- Tech layoffs sweeping across the country have left many startup employees on H-1B visas in a bind.
- These immigrant employees have only a 60-day window to find a new job or face leaving the country.
- Here are three steps laid off visa holders should take, according to tech industry experts.
Since the massive wave of startup layoffs began at the end of 2022, many immigrant workers have been left scrambling to find a new employer within a 60-day window — the maximum amount of time the US allows foreign workers to find a new job.
“60 days is not a lot of time,” said Eugene Malobrodsky, a partner at One Way Ventures, a venture capital fund that invests in immigrant-led startups.
Since its creation in 1990, the H-1B work visa in the United States has been crucial for tech companies and startups hiring “highly skilled workers” from outside the country to come in and fill specialty technical and engineering roles. For immigrants wanting to land jobs at US tech companies, it was one of the most surefire ways to land employment and begin a path to citizenship, if they wanted to immigrate.
Though, it appears that laid off immigrant workers are having success finding new roles. According to survey data from the recruiting company ZipRecruiter, 78.7% of visa holders who were laid off since July 2022 have already found new jobs, compared with only 38% of US citizens.
Insider spoke with immigration attorneys, venture capitalists, and recruitment experts and compiled the three most important steps laid off H-1B visa holders should take during their 60-day window.
Speak with an immigration attorney
The most important thing that laid off immigrant startup employees should do is speak to an immigration attorney, if they can find one, said Jason Finkelman, an Austin, Texas-based immigration attorney.
“They can make sure you understand exactly when your 60-day grace period starts, and what options are available to you,” he said.
An attorney can provide useful information about the documents to have ready to file in the case of a new role, and can help keep track of important deadlines, like when the H-1B visa lottery opens up on March 1 to all US employers, Finkelman said.
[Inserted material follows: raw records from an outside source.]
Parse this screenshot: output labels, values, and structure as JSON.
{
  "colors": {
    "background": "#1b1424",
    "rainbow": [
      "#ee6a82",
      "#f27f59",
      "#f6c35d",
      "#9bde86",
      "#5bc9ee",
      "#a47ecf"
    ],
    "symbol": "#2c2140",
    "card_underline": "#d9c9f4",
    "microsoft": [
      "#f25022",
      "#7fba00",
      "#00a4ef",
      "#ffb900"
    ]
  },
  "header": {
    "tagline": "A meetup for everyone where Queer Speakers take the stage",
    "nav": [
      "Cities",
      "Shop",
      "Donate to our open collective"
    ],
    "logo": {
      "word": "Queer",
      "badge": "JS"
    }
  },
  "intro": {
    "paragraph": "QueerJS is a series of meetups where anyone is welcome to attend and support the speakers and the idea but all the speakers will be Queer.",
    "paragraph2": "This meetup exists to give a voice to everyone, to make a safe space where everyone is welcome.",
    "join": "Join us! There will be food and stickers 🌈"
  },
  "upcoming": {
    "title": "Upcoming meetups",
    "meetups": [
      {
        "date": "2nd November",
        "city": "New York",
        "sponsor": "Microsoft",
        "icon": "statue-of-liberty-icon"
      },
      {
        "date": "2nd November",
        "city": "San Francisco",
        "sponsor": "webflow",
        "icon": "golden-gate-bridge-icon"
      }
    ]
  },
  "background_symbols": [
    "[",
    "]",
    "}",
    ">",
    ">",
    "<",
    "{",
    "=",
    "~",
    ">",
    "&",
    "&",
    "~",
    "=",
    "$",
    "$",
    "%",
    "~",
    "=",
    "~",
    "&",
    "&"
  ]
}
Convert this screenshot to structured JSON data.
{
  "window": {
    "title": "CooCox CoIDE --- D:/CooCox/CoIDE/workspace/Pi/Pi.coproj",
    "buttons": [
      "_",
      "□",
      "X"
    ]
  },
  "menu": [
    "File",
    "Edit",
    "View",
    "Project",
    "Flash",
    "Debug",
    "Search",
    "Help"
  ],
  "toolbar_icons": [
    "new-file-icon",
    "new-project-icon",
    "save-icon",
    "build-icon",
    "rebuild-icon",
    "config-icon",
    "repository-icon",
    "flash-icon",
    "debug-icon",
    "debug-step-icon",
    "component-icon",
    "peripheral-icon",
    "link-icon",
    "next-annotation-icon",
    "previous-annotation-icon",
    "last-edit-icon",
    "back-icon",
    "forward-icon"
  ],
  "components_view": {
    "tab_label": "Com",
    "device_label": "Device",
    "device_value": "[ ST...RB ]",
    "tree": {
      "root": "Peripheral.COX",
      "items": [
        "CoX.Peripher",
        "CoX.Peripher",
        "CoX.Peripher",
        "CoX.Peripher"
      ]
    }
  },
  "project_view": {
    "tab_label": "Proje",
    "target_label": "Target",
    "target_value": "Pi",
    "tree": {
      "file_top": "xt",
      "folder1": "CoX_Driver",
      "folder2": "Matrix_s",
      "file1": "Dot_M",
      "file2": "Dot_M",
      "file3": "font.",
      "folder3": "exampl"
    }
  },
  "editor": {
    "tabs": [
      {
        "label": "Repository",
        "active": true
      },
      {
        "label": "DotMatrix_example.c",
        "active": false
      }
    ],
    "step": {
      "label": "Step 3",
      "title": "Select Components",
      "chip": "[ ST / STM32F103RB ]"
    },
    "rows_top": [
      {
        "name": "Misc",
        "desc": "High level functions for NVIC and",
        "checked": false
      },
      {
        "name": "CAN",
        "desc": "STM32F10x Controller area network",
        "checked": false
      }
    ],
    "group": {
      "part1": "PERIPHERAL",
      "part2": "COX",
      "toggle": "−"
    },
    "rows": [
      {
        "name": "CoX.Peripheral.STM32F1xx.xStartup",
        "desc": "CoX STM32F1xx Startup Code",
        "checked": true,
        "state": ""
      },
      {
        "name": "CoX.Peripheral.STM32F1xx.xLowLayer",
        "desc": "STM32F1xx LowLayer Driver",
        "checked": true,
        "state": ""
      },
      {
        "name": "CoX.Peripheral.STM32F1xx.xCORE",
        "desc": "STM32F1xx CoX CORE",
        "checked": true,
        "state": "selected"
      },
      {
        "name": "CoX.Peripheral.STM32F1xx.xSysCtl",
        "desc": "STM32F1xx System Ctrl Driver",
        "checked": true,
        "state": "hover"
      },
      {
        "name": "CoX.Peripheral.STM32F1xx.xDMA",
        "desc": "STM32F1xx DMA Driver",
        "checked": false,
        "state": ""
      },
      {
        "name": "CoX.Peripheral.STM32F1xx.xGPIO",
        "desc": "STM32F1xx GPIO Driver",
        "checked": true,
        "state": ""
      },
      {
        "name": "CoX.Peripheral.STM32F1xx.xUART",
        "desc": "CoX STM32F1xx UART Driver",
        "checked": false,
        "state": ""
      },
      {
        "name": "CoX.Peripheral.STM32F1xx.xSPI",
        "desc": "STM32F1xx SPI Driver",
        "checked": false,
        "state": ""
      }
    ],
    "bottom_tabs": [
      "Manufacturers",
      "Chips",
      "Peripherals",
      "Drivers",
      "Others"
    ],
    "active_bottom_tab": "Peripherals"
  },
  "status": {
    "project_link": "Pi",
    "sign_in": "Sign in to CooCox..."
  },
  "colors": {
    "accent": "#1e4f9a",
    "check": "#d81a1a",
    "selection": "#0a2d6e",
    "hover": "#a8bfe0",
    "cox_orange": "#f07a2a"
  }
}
And since immigration law is within federal jurisdiction, there’s some leeway as to where an attorney the worker chooses to work with is based, if they’re willing to accept remote clients.
Look into other visa categories
An attorney can also advise on what other visa categories a worker could be eligible for. Getting a new visa could buy some time in a job search, and there are options to swap to other types of visas, if a worker doesn’t think they can land a job in time, said Finkelman.
“Just because the H-1B doesn’t work, maybe you could get an E class visa or an O-1 Visa,” he said.
There may be additional options to stay in the US if a laid off worker is married to a US citizen or green card holder, or has a family member that could sponsor them instead of an employer.
“Everyone’s situation is different, it’s never one size fits all,” said Finkelman.
Seek out resources from existing networks and search for targeted local job boards
For those immediately looking for a new role, it’s good to focus on existing networks of friends, colleagues, and family for word-of-mouth opportunities, said Julia Pollack, ZipRecruiter’s chief engagement officer.
Pollack also suggested looking for open roles at startups founded by fellow immigrants, since they may be more sympathetic to visa status struggles and be more familiar with the sponsorship process.
“Companies started by immigrant workers employ a lot of immigrant workers too,” she said.
One way to do this is search for any local nonprofits or community outreach organizations that help immigrants looking for jobs. In Chicago, for example, there is P33, an organization focused on bringing more tech talent to the city. Most recently, P33 launched a job board with open roles in Chicago where employers, many of whom are local startups, have indicated that they are open to hiring H-1B visa holders.
And if all else fails, a skilled ex-startup employee could start their own company, provided they can secure outside funding from investors, said Malobrodsky.
“If they’ve secured financing, its kind of like a check mark that USCIS [US Citizenship and Immigration Services] accepts,” he explained.
However, many immigrants would be rightfully wary of this option, said Nuwan Samaraweera, P33’s chief operating officer, since this route would likely involve finding a business attorney to file the necessary paperwork and securing venture capital funding within an extremely narrow window of time.